Tet (Lunar New Year) in Vietnam is a very important time of year for all people. The poorest child, the most powerful banker - all celebrate Tet by returning to their 'homeland' in the countryside and spending time eating and drinking together.
Family first, but friends come a close second. Especially on the 2nd and 3rd days of the new year, everyone goes visiting their distant relatives and best friends. It's a reasonably formal occasion; suddenly all the men in Vietnam are wearing ties and suits, even some of the teenagers!
My own Tet was very quiet. I am bound to stay at home in Hanoi over the holiday because of my 4-legged children (don't you think they look like me?).
There's one particular family that I visit each Tet. As Blue Dragon has grown larger over the years, I can't know all of the families personally, but this is one I've known for almost 7 years.

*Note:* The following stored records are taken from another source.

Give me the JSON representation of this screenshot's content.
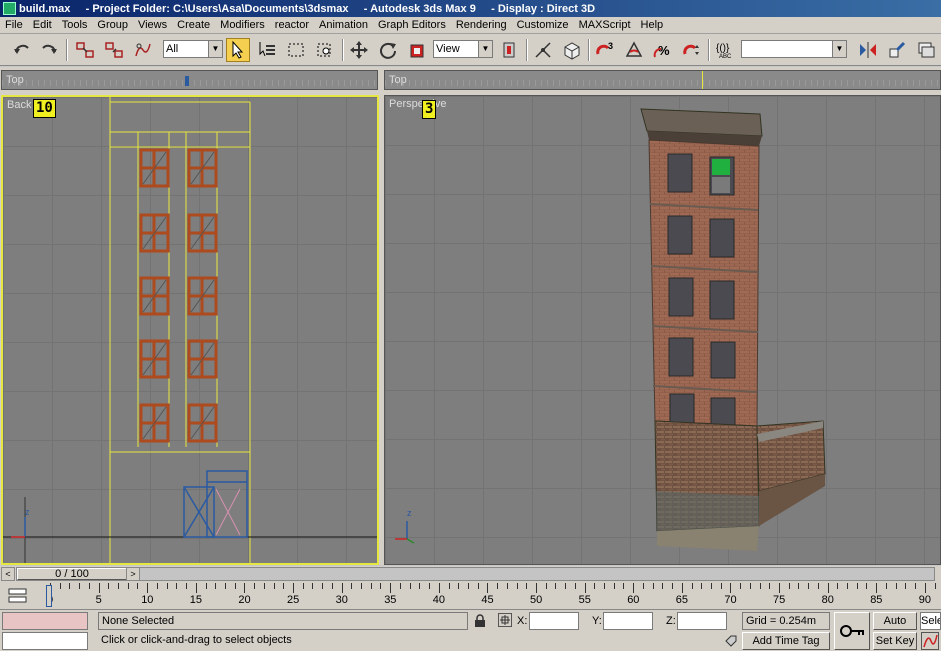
{
  "titlebar": {
    "text": "build.max     - Project Folder: C:\\Users\\Asa\\Documents\\3dsmax     - Autodesk 3ds Max 9     - Display : Direct 3D"
  },
  "menu": [
    "File",
    "Edit",
    "Tools",
    "Group",
    "Views",
    "Create",
    "Modifiers",
    "reactor",
    "Animation",
    "Graph Editors",
    "Rendering",
    "Customize",
    "MAXScript",
    "Help"
  ],
  "toolbar": {
    "selection_filter": "All",
    "reference_coord": "View",
    "named_selection": ""
  },
  "viewports": {
    "top_strip_left_label": "Top",
    "top_strip_right_label": "Top",
    "back_label": "Back",
    "back_badge": "10",
    "persp_label": "Perspective",
    "persp_badge": "3",
    "axis_z": "z"
  },
  "timeslider": {
    "position": "0 / 100",
    "left_arrow": "<",
    "right_arrow": ">"
  },
  "trackbar": {
    "ticks": [
      0,
      5,
      10,
      15,
      20,
      25,
      30,
      35,
      40,
      45,
      50,
      55,
      60,
      65,
      70,
      75,
      80,
      85,
      90
    ]
  },
  "status": {
    "selection": "None Selected",
    "prompt": "Click or click-and-drag to select objects",
    "x_label": "X:",
    "y_label": "Y:",
    "z_label": "Z:",
    "grid": "Grid = 0.254m",
    "add_time_tag": "Add Time Tag",
    "auto_key": "Auto Key",
    "set_key": "Set Key",
    "selected": "Sele"
  },
  "colors": {
    "accent_yellow": "#e6e640",
    "window_frame": "#ad4a1e",
    "viewport_bg": "#7e7e7e"
  }
}
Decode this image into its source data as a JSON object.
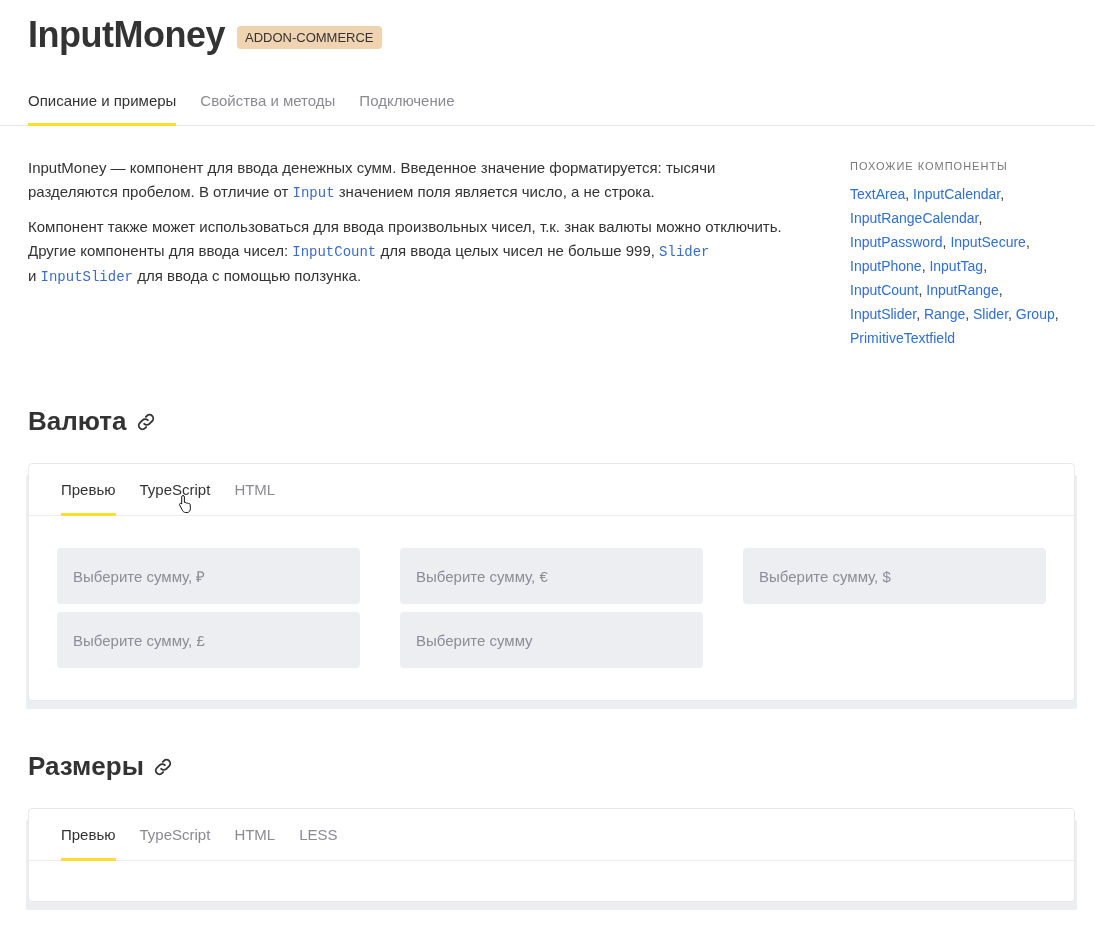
{
  "header": {
    "title": "InputMoney",
    "badge": "ADDON-COMMERCE"
  },
  "page_tabs": [
    {
      "label": "Описание и примеры",
      "selected": true
    },
    {
      "label": "Свойства и методы",
      "selected": false
    },
    {
      "label": "Подключение",
      "selected": false
    }
  ],
  "description": [
    [
      {
        "kind": "text",
        "text": "InputMoney — компонент для ввода денежных сумм. Введенное значение форматируется: тысячи разделяются пробелом. В отличие от "
      },
      {
        "kind": "code",
        "text": "Input"
      },
      {
        "kind": "text",
        "text": " значением поля является число, а не строка."
      }
    ],
    [
      {
        "kind": "text",
        "text": "Компонент также может использоваться для ввода произвольных чисел, т.к. знак валюты можно отключить. Другие компоненты для ввода чисел: "
      },
      {
        "kind": "code",
        "text": "InputCount"
      },
      {
        "kind": "text",
        "text": " для ввода целых чисел не больше 999, "
      },
      {
        "kind": "code",
        "text": "Slider"
      },
      {
        "kind": "break"
      },
      {
        "kind": "text",
        "text": "и "
      },
      {
        "kind": "code",
        "text": "InputSlider"
      },
      {
        "kind": "text",
        "text": " для ввода с помощью ползунка."
      }
    ]
  ],
  "related": {
    "heading": "ПОХОЖИЕ КОМПОНЕНТЫ",
    "lines": [
      [
        "TextArea",
        "InputCalendar"
      ],
      [
        "InputRangeCalendar"
      ],
      [
        "InputPassword",
        "InputSecure"
      ],
      [
        "InputPhone",
        "InputTag"
      ],
      [
        "InputCount",
        "InputRange"
      ],
      [
        "InputSlider",
        "Range",
        "Slider",
        "Group"
      ],
      [
        "PrimitiveTextfield"
      ]
    ],
    "separator": ","
  },
  "sections": [
    {
      "title": "Валюта",
      "tabs": [
        {
          "label": "Превью",
          "selected": true,
          "hovered": false
        },
        {
          "label": "TypeScript",
          "selected": false,
          "hovered": true
        },
        {
          "label": "HTML",
          "selected": false,
          "hovered": false
        }
      ],
      "fields": [
        {
          "placeholder": "Выберите сумму, ₽"
        },
        {
          "placeholder": "Выберите сумму, €"
        },
        {
          "placeholder": "Выберите сумму, $"
        },
        {
          "placeholder": "Выберите сумму, £"
        },
        {
          "placeholder": "Выберите сумму"
        }
      ]
    },
    {
      "title": "Размеры",
      "tabs": [
        {
          "label": "Превью",
          "selected": true,
          "hovered": false
        },
        {
          "label": "TypeScript",
          "selected": false,
          "hovered": false
        },
        {
          "label": "HTML",
          "selected": false,
          "hovered": false
        },
        {
          "label": "LESS",
          "selected": false,
          "hovered": false
        }
      ]
    }
  ]
}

It's a family of 7 sons raised by their Grandmother near the Red River in a slum area known for its drugs and crime. The youngest of the 7 sons drowned in the river shortly before I came into contact with the family; at that time, the oldest son had already been sent to prison, then aged 17. He's 24 years old now.
He's just been released - I met him for the first time a few days ago - and 3 of the other brothers are currently in drug rehab centres. We helped them in the past to attend a very good rehabilitation service, but on their release they found it too easy to drift back into smoking heroin to dull their pains. They're wonderful people, and I deeply regret that I couldn't help them straighten their lives out. It's probably my greatest failure since starting Blue Dragon in 2003.

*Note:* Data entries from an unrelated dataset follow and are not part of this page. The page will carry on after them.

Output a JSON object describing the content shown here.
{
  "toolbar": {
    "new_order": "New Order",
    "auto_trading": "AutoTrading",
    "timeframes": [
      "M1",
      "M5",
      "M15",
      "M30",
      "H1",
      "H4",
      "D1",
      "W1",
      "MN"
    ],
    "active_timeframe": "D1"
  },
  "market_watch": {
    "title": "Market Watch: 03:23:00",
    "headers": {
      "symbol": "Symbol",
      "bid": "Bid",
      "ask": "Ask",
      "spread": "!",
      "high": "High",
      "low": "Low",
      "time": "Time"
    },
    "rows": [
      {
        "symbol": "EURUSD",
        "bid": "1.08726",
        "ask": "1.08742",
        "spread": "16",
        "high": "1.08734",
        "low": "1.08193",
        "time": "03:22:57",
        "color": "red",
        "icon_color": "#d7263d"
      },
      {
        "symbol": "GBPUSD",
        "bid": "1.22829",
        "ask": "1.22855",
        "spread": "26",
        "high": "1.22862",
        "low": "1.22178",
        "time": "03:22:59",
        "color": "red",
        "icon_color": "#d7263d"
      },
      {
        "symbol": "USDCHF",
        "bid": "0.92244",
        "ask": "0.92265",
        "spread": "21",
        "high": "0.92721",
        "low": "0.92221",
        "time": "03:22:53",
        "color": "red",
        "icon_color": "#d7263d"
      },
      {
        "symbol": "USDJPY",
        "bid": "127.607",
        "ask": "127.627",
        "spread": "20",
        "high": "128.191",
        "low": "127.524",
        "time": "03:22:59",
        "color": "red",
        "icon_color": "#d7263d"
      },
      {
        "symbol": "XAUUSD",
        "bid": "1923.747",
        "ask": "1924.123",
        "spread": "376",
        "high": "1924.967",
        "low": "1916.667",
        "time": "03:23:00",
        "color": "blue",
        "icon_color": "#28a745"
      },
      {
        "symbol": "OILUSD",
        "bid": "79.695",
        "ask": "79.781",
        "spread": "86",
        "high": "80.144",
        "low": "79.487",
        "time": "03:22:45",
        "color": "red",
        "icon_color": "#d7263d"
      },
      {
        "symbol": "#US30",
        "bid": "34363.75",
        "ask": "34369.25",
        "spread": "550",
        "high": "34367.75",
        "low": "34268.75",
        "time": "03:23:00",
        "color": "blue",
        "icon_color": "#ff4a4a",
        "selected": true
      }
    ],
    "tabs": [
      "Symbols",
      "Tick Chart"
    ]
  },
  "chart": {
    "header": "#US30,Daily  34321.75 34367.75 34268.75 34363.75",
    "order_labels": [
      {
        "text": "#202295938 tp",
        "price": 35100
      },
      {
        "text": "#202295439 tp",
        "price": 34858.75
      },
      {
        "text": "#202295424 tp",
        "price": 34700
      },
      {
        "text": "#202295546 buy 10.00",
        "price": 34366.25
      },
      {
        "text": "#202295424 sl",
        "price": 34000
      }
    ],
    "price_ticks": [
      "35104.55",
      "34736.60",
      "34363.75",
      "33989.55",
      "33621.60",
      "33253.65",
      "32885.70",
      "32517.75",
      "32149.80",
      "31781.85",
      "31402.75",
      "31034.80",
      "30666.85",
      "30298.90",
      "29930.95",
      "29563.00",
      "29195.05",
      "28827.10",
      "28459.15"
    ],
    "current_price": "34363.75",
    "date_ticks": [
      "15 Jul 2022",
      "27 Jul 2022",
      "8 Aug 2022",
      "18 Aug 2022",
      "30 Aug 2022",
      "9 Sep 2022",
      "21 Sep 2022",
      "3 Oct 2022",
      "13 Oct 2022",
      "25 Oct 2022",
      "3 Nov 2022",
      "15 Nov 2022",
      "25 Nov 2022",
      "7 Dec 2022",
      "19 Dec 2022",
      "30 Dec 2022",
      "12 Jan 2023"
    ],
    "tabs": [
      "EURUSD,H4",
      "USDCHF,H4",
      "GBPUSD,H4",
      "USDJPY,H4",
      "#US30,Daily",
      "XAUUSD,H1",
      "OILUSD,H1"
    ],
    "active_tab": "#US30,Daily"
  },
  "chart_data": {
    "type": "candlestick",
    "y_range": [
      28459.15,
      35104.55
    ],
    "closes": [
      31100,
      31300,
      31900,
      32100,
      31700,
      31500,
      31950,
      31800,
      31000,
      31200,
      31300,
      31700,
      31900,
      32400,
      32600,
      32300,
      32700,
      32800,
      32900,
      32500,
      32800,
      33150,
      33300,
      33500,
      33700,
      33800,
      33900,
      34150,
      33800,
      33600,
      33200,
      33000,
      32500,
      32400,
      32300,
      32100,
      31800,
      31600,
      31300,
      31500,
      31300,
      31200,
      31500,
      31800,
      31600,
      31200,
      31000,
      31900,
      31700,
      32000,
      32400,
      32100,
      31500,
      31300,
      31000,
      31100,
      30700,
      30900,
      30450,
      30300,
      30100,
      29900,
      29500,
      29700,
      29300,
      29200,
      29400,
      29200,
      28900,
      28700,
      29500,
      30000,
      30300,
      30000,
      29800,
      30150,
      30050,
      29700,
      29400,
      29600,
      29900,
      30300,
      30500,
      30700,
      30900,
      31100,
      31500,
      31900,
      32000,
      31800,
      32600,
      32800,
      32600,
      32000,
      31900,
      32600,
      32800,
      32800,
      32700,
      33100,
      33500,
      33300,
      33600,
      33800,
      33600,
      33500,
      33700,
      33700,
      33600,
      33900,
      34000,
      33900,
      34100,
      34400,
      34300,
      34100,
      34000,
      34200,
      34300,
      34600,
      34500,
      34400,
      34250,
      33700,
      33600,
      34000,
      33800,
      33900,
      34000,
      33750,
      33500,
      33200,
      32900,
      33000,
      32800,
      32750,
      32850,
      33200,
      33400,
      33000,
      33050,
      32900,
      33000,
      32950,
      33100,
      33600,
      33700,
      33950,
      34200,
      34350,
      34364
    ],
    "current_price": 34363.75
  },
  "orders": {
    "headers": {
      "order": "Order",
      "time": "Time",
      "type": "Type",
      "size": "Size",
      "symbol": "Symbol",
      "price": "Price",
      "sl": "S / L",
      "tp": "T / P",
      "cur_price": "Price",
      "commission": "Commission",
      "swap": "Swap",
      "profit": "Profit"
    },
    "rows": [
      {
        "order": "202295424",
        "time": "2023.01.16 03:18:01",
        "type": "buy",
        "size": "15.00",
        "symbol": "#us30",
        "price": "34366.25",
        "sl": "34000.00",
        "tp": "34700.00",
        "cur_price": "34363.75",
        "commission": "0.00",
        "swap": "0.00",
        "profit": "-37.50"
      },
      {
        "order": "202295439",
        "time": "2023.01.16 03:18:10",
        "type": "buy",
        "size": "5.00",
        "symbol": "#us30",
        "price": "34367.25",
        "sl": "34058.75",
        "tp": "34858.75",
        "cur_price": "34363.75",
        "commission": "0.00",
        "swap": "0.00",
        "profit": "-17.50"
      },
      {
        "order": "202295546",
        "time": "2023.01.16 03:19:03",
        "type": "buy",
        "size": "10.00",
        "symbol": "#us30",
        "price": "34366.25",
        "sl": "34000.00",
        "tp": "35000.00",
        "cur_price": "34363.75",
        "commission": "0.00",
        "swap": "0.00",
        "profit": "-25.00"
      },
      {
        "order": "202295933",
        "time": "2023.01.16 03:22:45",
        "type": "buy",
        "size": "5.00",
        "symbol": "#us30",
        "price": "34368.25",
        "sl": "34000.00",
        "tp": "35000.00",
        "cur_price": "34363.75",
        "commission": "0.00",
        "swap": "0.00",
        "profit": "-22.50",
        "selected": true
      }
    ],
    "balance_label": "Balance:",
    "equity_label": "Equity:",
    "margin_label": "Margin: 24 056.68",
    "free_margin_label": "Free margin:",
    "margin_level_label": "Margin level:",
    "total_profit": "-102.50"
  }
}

That leaves just 2 surviving brothers out of 7 who have never been imprisoned and addicted to heroin. Their lives have been incredibly difficult. Their mother is in prison - I've never met her, she's been away such a long time - and their father, also addicted to heroin, died in 2007.

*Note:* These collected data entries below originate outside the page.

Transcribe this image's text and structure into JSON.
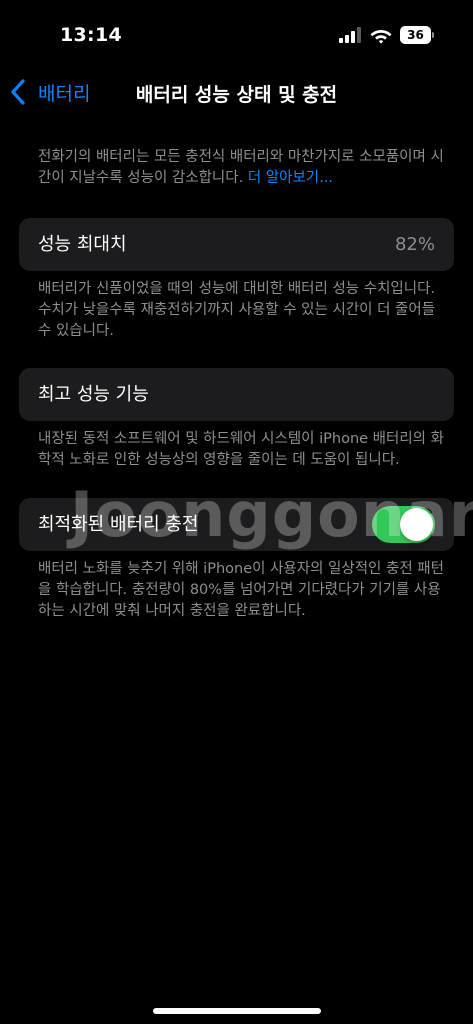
{
  "status_bar": {
    "time": "13:14",
    "battery_level": "36",
    "icons": [
      "cellular-signal-icon",
      "wifi-icon",
      "battery-icon"
    ]
  },
  "nav": {
    "back_label": "배터리",
    "title": "배터리 성능 상태 및 충전"
  },
  "intro": {
    "text": "전화기의 배터리는 모든 충전식 배터리와 마찬가지로 소모품이며 시간이 지날수록 성능이 감소합니다. ",
    "link": "더 알아보기..."
  },
  "max_capacity": {
    "label": "성능 최대치",
    "value": "82%",
    "footer": "배터리가 신품이었을 때의 성능에 대비한 배터리 성능 수치입니다. 수치가 낮을수록 재충전하기까지 사용할 수 있는 시간이 더 줄어들 수 있습니다."
  },
  "peak_performance": {
    "label": "최고 성능 기능",
    "footer": "내장된 동적 소프트웨어 및 하드웨어 시스템이 iPhone 배터리의 화학적 노화로 인한 성능상의 영향을 줄이는 데 도움이 됩니다."
  },
  "optimized_charging": {
    "label": "최적화된 배터리 충전",
    "enabled": true,
    "footer": "배터리 노화를 늦추기 위해 iPhone이 사용자의 일상적인 충전 패턴을 학습합니다. 충전량이 80%를 넘어가면 기다렸다가 기기를 사용하는 시간에 맞춰 나머지 충전을 완료합니다."
  },
  "watermark": "Joonggonara",
  "colors": {
    "background": "#000000",
    "cell": "#1c1c1e",
    "accent": "#0a84ff",
    "toggle_on": "#34c759",
    "secondary_text": "#8e8e93"
  }
}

The brothers have mostly been raised by their beautiful grandmother, who deserves an award for all she's done. I cannot imagine how she must perceive the change in Vietnam over the years; having lost nearly all of her family to drugs must be the most alien concept, but she keeps on doing all she can. She loves her grandsons dearly.
And so the best meal of my year was with Grandma and the 3 brothers, sitting on a straw mat on their floor. I took a photo of the meal before we started. Grandma had obviously spent the whole morning preparing it, and throughout lunch she was devoted to making sure I ate as much of it as humanly possible.
After lunch, Grandma pulled out some folders of family photos and we looked through together - at images of the youngest brother, now gone; at pictures of weddings, birthdays, and happy times; and at relatives now imprisoned or passed away.
I think that Grandma simply wanted to reminisce; and for me it was an honour to be 'let in' to so much of her family history.
For the 2 younger brothers, Blue Dragon will keep on helping them with their schooling, and I hope that in a few years time they'll be in good jobs and well able to look after themselves. Their oldest brother will need some help now to come to grips with living back at home - Hanoi has changed an awful lot in 7 years - and then some assistance to find a job.
And although Grandma doesn't quite fit in so neatly to our goals as a Children's Foundation, I'm pretty sure we'll keep finding ways to support her, too.